T. Thomas Fortune (Timothy Thomas Fortune) (Author Page)
Timothy Thomas Fortune, also known as T. Thomas Fortune (1856-1928) was perhaps best known as a journalist. He was the editor of New York City's influential Black newspaper, The New York Age, and an advisor to Booker T. Washington. Fortune was born and raised in Florida, where he want to a preparatory school.
Fortune worked a series of jobs in the 1870s that led him to Delaware. In 1875, Fortune enrolled at Howard University, where he briefly studied journalism before leaving the university to work as a journalist at People's Advocate. In 1879, Fortune moved to New York, and worked at a series of newspapers there before landing at the New York Age.

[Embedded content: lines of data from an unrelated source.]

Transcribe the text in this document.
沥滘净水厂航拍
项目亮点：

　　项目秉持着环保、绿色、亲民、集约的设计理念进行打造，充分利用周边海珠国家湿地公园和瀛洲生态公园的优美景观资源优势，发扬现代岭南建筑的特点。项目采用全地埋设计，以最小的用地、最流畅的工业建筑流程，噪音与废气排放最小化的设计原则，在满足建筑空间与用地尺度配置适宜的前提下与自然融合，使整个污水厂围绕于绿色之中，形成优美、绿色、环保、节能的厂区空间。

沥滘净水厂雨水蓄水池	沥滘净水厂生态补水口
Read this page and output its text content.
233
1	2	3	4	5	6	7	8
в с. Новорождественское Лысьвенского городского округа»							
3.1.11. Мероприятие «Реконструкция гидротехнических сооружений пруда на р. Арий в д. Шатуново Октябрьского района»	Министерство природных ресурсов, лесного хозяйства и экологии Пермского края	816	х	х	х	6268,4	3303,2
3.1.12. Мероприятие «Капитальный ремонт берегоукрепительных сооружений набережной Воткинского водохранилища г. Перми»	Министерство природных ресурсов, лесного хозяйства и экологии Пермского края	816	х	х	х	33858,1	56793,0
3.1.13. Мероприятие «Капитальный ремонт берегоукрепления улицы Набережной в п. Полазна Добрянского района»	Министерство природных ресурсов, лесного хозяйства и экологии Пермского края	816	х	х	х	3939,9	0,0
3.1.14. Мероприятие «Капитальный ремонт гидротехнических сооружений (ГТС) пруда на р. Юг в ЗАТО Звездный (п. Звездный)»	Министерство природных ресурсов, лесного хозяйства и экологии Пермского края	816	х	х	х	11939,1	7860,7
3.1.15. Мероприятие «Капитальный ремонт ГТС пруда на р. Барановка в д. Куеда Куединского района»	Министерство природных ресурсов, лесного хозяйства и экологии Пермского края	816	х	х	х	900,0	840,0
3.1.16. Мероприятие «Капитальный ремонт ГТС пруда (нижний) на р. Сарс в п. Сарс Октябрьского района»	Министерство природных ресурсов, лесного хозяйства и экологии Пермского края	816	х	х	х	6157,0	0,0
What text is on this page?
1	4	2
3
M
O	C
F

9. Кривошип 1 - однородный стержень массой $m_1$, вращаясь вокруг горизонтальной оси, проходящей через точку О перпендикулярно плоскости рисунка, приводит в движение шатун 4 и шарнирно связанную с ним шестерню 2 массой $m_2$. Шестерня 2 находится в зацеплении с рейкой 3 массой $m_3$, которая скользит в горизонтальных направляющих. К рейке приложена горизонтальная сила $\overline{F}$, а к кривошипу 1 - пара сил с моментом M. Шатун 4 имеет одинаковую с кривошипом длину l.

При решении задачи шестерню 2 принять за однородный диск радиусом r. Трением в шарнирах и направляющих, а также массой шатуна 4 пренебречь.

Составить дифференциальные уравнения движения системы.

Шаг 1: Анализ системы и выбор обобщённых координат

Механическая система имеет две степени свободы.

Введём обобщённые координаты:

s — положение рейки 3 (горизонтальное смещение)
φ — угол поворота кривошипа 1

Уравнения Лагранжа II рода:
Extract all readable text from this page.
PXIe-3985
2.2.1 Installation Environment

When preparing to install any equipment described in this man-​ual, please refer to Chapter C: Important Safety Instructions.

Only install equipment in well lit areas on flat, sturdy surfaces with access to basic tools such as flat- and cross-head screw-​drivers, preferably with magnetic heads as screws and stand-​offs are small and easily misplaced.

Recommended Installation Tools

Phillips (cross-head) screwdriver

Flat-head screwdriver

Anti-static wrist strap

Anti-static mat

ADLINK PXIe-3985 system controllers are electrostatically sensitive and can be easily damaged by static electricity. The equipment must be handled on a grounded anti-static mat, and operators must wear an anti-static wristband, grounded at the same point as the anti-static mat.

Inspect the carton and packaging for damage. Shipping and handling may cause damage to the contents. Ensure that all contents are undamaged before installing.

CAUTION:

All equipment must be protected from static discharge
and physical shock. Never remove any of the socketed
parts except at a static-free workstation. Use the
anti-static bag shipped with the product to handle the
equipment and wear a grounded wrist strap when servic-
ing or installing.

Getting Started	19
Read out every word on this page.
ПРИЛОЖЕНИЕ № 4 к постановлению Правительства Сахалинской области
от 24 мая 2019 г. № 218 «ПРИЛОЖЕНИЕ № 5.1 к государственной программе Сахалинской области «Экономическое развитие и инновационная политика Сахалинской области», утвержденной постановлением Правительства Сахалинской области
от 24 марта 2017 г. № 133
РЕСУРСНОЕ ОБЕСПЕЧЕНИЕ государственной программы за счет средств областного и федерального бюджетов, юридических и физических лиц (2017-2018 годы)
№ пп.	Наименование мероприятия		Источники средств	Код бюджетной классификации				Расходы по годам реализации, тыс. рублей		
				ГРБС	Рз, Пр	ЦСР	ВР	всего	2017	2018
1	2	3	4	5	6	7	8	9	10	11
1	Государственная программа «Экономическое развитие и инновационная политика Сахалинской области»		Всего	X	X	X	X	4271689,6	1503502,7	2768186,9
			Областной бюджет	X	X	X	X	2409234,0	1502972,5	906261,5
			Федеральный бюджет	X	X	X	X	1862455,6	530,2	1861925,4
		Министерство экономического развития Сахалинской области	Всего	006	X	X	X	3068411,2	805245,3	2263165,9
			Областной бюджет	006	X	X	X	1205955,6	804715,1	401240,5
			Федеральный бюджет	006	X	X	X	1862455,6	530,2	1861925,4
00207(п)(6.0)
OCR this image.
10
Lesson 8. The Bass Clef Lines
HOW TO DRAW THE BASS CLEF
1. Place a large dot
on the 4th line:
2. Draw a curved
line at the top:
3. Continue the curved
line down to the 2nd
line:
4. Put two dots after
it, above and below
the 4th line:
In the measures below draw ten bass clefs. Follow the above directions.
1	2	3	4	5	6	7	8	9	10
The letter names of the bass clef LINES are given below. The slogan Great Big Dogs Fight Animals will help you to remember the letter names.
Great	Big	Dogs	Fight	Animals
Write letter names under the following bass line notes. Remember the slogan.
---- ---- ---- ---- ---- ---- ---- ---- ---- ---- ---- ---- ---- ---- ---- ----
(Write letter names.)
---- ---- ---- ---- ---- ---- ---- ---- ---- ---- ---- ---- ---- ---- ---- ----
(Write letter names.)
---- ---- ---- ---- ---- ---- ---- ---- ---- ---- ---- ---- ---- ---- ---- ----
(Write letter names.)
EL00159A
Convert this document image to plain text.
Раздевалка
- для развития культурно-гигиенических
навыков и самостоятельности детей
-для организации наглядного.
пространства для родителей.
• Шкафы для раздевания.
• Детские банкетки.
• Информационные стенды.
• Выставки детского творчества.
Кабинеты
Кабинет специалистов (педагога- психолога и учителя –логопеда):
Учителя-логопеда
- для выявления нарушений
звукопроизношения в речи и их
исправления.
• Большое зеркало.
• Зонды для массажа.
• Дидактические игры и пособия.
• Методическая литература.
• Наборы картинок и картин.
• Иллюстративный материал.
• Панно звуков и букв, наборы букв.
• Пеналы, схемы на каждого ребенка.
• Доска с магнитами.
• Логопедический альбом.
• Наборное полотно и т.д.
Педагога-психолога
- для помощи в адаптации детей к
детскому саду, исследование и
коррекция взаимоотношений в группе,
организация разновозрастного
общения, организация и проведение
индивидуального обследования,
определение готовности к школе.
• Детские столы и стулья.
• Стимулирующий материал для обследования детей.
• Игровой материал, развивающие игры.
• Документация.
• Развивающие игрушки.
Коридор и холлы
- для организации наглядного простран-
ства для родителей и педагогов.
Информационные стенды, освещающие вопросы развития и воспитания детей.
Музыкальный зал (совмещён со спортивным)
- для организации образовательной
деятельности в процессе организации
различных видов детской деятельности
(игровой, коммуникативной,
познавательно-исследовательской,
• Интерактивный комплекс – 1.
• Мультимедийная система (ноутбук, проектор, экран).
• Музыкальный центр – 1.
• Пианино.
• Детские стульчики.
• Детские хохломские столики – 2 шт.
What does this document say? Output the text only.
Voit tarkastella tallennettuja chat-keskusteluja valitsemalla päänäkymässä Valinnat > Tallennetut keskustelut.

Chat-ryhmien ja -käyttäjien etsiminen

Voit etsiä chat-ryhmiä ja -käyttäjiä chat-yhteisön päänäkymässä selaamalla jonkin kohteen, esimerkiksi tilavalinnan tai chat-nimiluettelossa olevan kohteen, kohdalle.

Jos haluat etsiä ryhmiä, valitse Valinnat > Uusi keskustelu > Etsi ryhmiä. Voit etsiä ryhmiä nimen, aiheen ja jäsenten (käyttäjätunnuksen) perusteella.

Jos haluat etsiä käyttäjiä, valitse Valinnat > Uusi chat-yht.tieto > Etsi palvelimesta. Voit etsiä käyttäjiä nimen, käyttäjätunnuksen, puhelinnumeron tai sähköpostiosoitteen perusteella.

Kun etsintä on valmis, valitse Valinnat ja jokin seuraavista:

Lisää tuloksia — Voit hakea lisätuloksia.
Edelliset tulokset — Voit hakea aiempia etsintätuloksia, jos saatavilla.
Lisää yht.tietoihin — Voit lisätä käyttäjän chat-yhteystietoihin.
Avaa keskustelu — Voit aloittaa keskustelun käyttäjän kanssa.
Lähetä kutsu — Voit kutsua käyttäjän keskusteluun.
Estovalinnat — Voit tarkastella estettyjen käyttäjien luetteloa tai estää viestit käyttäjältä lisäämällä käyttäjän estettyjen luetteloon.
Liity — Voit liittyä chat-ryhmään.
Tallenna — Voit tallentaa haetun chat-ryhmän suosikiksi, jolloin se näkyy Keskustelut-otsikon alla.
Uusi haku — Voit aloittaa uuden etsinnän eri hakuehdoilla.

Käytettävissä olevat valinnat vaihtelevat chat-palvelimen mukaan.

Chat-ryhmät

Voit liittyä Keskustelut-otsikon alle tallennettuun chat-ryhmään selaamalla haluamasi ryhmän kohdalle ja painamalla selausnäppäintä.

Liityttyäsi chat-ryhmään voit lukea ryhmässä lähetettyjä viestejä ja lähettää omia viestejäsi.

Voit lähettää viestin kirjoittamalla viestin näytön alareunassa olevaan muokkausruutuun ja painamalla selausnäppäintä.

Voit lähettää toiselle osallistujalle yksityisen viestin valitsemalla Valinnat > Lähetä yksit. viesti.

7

Alongside his work as a journalist and editor, Fortune was closely involved in a series of civil rights advocacy groups through the 1890s. He published a non fiction book called The Kind of Education the Afro-American Most Needs in 1898, and a book of poems called Dreams of Life: Miscellaneous Poems in 1905. Fortune stepped down from his role at the New York Age in 1907; starting in 1923, he was actively involved with the UNIA's newspaper, Negro World.
In addition to reproducing many of Fortune's published poems on this site, we have also reproduced an important essay he wrote on African American naming questions: "Who Are We? Afro-Americans, Colored People, or Negroes?”. That essay is also discussed in our "Note on Historical Language" regarding the history of Ethnonyms describing people of African descent.